Saturday, January 23, 2016

WORLD'S LARGEST FREE KITCHEN

Langar Hall of Golden Templ
Langar Hall of Golden Temple
Night View of Golden Temple
Night View of Golden Temple

In Amritsar, India, the Sikh gather in a Golden Temple to serve an average of 100,000 meals every single day of the year in a kitchen that never closes. Not a single one of them will pay for the food they consume. Anyone can eat for free here, and many, many people do. On a weekday, about 80,000 come. On weekends, almost twice as many people visit. Each visitor gets a wholesome vegetarian meal, served by volunteers who embody India’s religious and ethnic mosaic.

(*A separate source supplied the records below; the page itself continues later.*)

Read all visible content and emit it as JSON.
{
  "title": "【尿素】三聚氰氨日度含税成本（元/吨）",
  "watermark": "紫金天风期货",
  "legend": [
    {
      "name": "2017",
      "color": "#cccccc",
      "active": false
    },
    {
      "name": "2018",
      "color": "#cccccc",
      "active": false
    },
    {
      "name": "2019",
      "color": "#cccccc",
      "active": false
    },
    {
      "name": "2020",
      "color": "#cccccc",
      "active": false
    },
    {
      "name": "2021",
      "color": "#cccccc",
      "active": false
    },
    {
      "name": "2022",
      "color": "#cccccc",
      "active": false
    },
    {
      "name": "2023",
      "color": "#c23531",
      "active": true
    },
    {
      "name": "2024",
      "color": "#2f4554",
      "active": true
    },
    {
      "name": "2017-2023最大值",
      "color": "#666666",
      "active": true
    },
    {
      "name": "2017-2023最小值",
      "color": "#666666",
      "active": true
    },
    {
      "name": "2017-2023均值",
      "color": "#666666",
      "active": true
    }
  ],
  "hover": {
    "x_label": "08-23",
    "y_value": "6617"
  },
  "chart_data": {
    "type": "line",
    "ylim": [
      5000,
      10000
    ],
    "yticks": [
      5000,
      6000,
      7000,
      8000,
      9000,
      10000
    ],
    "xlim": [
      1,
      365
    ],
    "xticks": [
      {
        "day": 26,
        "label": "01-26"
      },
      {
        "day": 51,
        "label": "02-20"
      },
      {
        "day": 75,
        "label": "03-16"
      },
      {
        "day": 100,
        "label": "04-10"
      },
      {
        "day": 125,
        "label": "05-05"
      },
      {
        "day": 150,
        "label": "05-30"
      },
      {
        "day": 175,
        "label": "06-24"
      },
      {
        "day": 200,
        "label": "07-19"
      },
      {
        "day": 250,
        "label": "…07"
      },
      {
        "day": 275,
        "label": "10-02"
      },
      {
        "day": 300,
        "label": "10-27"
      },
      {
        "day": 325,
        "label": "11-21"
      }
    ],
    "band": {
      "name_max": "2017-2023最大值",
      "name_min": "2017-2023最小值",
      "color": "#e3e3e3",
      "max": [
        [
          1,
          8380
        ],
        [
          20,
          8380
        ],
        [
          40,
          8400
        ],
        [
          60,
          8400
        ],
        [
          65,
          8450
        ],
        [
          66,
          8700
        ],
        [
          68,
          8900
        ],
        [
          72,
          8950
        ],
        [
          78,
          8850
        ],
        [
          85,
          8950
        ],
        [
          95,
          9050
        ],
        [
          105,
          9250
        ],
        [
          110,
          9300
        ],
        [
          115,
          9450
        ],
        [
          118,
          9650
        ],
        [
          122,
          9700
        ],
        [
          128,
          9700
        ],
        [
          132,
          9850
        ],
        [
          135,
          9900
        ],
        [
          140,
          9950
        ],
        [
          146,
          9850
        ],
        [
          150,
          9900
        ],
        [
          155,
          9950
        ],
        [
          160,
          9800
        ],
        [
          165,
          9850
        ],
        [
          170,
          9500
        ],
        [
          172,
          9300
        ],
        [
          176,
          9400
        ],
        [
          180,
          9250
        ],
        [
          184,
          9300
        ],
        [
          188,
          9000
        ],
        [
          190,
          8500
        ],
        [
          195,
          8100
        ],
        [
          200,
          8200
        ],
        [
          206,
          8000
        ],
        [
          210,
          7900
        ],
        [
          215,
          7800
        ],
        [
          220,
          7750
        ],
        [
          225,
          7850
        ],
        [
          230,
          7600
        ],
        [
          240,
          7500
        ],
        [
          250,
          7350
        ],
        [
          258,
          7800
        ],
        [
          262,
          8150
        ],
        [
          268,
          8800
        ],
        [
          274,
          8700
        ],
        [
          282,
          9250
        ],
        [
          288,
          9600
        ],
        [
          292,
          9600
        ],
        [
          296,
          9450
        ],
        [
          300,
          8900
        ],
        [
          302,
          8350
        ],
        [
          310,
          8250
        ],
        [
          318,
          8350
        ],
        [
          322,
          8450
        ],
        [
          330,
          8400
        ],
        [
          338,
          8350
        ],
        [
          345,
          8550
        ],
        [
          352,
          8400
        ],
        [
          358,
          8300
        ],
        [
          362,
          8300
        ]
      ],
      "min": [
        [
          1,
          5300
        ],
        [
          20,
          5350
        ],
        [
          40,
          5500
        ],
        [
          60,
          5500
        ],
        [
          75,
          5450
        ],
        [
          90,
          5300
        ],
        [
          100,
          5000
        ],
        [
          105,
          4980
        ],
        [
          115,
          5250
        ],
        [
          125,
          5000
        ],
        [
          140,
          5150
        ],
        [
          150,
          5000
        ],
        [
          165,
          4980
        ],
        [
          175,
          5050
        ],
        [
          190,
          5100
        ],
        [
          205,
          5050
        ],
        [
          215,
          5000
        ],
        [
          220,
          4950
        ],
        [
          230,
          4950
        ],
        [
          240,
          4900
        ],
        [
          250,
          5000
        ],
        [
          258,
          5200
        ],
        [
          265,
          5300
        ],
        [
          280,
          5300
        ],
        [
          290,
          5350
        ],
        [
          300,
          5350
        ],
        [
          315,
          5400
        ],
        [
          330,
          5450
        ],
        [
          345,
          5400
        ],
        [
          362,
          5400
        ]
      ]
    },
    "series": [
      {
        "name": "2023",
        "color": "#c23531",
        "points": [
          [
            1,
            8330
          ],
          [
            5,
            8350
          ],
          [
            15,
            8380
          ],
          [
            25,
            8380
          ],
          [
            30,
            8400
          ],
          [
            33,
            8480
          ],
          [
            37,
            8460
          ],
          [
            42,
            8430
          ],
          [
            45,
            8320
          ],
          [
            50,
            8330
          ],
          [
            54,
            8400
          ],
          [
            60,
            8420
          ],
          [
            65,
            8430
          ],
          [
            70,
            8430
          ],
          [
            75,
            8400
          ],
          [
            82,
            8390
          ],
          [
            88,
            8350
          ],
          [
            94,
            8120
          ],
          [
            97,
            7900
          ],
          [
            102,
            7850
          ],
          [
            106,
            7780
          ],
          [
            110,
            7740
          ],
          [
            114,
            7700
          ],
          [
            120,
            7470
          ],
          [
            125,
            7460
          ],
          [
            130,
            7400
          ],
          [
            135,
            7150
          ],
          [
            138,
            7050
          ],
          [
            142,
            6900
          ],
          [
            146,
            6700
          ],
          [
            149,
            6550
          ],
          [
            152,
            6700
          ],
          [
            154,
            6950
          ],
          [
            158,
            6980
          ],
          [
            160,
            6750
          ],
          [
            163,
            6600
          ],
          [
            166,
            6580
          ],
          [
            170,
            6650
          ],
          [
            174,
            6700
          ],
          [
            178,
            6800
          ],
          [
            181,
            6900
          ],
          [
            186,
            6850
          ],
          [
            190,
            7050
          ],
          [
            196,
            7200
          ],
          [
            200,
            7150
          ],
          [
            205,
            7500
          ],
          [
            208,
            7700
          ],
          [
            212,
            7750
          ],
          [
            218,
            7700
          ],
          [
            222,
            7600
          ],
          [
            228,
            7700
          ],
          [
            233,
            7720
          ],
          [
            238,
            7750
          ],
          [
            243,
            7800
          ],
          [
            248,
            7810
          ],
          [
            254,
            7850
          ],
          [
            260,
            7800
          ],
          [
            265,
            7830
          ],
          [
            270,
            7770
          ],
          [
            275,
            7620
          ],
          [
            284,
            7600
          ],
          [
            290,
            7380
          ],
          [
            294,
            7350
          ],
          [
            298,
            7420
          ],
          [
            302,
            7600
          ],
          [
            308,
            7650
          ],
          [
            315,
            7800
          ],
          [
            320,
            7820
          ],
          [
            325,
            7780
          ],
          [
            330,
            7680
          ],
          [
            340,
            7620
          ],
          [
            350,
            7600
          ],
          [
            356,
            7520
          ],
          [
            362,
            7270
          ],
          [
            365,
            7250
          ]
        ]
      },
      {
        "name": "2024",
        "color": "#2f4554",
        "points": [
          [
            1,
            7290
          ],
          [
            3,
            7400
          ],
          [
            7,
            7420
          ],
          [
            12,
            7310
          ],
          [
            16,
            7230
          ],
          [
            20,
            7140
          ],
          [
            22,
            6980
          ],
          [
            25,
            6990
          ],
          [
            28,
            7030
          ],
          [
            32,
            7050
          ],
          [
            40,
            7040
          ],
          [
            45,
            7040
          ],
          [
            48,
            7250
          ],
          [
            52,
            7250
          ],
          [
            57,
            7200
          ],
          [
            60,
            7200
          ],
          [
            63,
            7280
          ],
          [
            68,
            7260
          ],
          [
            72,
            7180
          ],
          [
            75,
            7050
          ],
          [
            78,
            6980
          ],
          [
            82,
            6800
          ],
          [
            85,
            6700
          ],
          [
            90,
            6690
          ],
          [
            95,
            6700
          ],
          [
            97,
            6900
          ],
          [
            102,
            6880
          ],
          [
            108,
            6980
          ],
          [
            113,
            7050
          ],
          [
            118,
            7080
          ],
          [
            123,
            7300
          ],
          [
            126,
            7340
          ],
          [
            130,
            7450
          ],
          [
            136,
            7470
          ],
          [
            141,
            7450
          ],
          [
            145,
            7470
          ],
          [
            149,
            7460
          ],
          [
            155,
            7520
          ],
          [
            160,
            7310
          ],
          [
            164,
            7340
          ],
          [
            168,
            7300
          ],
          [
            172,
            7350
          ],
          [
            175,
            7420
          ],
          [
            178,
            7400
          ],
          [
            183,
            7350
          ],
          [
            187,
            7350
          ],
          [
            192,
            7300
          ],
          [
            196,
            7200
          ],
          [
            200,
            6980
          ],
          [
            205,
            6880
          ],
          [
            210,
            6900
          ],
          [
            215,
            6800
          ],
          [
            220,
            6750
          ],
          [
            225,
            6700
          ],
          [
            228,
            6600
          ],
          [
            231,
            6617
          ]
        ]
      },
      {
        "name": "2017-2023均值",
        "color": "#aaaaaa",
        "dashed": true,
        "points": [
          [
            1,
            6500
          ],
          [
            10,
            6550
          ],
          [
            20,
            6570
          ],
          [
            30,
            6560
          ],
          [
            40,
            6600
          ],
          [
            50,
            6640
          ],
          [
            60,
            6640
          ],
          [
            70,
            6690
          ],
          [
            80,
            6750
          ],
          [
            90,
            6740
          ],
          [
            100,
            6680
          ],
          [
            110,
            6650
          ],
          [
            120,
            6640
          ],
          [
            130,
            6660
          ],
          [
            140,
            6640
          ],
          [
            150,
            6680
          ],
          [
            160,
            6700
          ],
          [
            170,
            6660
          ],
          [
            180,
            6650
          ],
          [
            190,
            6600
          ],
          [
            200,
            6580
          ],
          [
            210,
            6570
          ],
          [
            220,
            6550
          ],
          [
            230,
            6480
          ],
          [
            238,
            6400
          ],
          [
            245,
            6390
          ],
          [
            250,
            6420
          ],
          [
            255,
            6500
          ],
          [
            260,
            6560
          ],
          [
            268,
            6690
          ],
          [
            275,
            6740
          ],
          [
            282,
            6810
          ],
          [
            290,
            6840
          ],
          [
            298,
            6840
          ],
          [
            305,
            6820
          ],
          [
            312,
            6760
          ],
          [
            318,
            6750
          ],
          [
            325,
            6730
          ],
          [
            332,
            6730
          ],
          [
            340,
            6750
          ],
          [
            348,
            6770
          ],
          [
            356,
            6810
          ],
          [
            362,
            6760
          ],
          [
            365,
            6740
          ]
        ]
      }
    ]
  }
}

The langar, or community kitchen, found in this temple is the largest free kitchen on the planet, serving literally tons of food from a sprawling complex of white marble and gold. With its crowds swelling to some 150,000 on holy days, this Sikh temple sees more daily traffic than the  India’s most popular tourist attraction, the Taj Mahal.

A meal of this scale is made possible by a cadre of volunteers and an astonishing amount of raw materials: 12,000 kilos of flour,  1,500 kilos of rice, 13,000 kilos of lentils, and up to 2,000 kilos of vegetables. While much of the work is done by hand, a mechanized oven and conveyor belt turn out 200,000 rotis on a daily basis. The langar, as it’s called, never closes—and even late at night, pilgrims will stop by for a meal.
Volunteers working in the Kitchen
Volunteers working in the Kitchen
The institution of the langar, or free kitchen, is believed to have been started by the first Sikh Guru, Guru Nanak Ji in about 1481 but it was already popular in Chisti Sufis of the Indian subcontinent and it is said to have been started by Baba Farid. It was designed to uphold the principle of equality between all people regardless of religion, caste, colour, creed, age, gender or social status, a revolutionary concept in the caste-ordered society of 16th-century India where Sikhism began. In addition to the ideals of equality, the tradition of langar expresses the ethics of sharing, community, inclusiveness and oneness of all humankind.